I rear back up out of the water and am already sloshing onto shore in under five seconds. I hear her gasp behind me as she also breaks the surface. “Oh my god.”
We gather our clothes and speed walk up the slope, cheeks and hands frozen and lips blue. She swats my butt as we trudge up the slope. “Better hurry up. This would be an even worse way to die.”
The steps are cleared of ice and we trot the final few up to her friend’s house and to the hot tub. The hot tub that was promised me at the end of this stupid venture. The hot tub that would make this whole thing something to laugh about.
The hot tub that doesn’t work.
The moment we take off the cover we know it’s broken. Cold, stagnant water greets us. The power button does nothing.
“Are you fucking kidding me?”
She walks to the lower door and jiggles the handle. “Well. Shit.”
“You didn’t… check this before?” I want to say more but my teeth are chattering so hard I can barely speak.

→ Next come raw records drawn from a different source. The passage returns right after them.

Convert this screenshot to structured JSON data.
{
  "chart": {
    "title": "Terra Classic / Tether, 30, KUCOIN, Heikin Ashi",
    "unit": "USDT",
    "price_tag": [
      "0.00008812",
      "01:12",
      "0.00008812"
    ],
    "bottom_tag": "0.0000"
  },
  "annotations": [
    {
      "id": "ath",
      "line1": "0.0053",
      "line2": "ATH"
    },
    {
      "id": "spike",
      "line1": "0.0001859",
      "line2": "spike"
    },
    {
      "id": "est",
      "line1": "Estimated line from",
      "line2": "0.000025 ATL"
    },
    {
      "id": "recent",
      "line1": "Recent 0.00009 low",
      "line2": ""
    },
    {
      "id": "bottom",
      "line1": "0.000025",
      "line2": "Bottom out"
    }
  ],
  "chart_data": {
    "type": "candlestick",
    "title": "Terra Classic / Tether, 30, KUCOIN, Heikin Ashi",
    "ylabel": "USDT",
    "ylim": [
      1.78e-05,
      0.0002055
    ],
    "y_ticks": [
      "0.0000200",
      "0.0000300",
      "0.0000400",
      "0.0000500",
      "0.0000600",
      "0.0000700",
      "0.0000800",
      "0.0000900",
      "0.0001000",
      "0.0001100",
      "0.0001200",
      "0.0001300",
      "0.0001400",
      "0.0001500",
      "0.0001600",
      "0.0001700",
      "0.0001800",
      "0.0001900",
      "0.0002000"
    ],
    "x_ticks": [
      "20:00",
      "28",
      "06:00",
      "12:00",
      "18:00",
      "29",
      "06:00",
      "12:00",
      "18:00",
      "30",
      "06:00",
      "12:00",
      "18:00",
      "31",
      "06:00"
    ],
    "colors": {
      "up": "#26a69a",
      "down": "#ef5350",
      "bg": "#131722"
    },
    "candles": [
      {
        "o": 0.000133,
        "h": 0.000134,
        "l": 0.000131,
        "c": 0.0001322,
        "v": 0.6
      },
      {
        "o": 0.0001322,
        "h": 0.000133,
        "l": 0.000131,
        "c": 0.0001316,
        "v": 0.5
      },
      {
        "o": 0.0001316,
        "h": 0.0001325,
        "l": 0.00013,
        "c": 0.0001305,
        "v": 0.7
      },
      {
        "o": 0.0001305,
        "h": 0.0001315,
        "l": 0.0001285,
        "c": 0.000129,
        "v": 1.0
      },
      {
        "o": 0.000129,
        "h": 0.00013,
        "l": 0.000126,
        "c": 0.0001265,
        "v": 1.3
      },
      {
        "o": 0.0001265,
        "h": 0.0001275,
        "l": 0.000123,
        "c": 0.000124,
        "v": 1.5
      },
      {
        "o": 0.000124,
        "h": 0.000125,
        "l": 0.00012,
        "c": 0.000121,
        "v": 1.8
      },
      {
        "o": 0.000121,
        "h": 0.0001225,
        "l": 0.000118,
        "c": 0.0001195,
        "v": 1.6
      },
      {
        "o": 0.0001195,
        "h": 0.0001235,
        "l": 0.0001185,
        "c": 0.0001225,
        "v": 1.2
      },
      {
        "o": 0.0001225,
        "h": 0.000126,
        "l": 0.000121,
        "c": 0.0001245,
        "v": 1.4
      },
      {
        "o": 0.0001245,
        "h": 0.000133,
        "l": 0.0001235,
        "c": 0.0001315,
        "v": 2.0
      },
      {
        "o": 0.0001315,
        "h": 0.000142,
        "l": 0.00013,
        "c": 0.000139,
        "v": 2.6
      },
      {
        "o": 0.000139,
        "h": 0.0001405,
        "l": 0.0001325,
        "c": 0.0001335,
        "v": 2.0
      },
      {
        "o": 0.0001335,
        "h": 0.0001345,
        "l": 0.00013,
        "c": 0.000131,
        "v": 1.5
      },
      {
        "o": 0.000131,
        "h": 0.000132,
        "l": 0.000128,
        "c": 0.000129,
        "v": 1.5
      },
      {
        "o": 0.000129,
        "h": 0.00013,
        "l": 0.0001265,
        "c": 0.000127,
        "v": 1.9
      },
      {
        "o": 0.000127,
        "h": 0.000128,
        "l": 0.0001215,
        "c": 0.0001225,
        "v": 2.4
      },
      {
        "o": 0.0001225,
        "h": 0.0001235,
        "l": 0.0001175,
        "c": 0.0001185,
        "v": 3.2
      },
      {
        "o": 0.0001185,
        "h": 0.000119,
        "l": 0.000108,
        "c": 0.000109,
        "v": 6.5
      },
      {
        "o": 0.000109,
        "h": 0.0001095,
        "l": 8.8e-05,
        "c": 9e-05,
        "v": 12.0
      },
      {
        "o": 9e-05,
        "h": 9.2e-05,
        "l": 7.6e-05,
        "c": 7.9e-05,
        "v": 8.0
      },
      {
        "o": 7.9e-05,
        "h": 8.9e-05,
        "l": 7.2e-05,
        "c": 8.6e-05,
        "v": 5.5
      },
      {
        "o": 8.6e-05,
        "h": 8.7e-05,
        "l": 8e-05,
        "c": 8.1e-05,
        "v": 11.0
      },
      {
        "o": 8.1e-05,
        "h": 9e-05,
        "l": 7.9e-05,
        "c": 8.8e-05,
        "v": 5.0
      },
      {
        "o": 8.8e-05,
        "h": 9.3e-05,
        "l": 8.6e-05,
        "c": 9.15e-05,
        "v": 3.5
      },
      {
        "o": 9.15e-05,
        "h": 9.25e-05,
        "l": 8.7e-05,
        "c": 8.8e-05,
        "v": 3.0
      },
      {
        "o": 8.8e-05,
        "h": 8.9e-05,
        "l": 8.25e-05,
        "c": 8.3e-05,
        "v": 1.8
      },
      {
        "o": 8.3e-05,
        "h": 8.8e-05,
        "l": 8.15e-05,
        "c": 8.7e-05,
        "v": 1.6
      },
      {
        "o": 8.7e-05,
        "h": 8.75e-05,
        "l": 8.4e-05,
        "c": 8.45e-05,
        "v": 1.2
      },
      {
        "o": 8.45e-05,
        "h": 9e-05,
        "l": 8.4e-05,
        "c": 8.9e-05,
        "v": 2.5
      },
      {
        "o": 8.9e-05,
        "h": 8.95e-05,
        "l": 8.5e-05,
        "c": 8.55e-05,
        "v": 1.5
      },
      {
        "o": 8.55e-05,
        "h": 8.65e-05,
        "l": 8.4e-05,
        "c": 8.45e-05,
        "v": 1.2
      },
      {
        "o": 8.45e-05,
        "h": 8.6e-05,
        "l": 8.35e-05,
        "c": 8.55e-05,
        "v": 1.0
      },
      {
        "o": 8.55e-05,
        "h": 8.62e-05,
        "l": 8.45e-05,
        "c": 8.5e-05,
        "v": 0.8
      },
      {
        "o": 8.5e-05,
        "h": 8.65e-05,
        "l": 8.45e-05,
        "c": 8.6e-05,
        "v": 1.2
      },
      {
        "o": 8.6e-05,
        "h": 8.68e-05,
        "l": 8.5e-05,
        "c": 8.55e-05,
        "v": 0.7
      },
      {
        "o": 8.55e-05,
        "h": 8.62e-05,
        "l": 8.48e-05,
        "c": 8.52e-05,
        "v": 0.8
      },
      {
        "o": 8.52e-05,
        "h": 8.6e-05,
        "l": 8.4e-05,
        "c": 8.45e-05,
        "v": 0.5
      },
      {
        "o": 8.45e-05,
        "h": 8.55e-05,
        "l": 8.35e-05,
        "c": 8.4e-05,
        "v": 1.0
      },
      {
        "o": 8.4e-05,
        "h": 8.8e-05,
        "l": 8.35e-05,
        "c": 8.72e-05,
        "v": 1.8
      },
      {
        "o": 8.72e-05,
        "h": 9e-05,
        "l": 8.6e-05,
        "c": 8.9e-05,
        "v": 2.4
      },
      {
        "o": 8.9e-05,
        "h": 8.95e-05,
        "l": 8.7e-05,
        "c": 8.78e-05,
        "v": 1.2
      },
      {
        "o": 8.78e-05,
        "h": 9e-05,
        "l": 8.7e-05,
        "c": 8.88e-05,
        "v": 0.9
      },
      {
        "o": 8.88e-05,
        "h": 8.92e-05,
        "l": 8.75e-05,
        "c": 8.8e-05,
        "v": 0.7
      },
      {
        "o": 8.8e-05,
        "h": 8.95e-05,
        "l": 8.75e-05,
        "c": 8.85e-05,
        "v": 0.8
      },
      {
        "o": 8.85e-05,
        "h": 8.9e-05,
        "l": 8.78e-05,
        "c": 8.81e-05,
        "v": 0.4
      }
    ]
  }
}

“Nope. This would actually be a really hilarious way to die, though.”
She is laughing.
God, I love her.
She pokes a hole in the screen of one of the windows and pulls it off. Somehow we maneuver the window open and topple inside, wooden limbs making the whole process an arduous one. A dark hallway until we find the bathroom. The light bright on alabaster bodies hunched over to somehow keep what heat they have.
She turns the shower on, not waiting for it to get hot to climb in. Her hair is frosted into thick strands, her face a mix of purple and white. She is so beautiful… I follow her in.
We do a slow dance, rotating in a circle in each other’s arms as we share the blessed heat. We melt. And come back to ourselves. And smile at each other. Deeper smiles.
“This… This would be a good way to die,” she says, arms wrapped around me as we come back to life.
Our child was conceived that day. Sometime after doing what I thought was the most reckless thing of my life. Jumping into a frozen body of water. Breaking into my first building. Falling in love.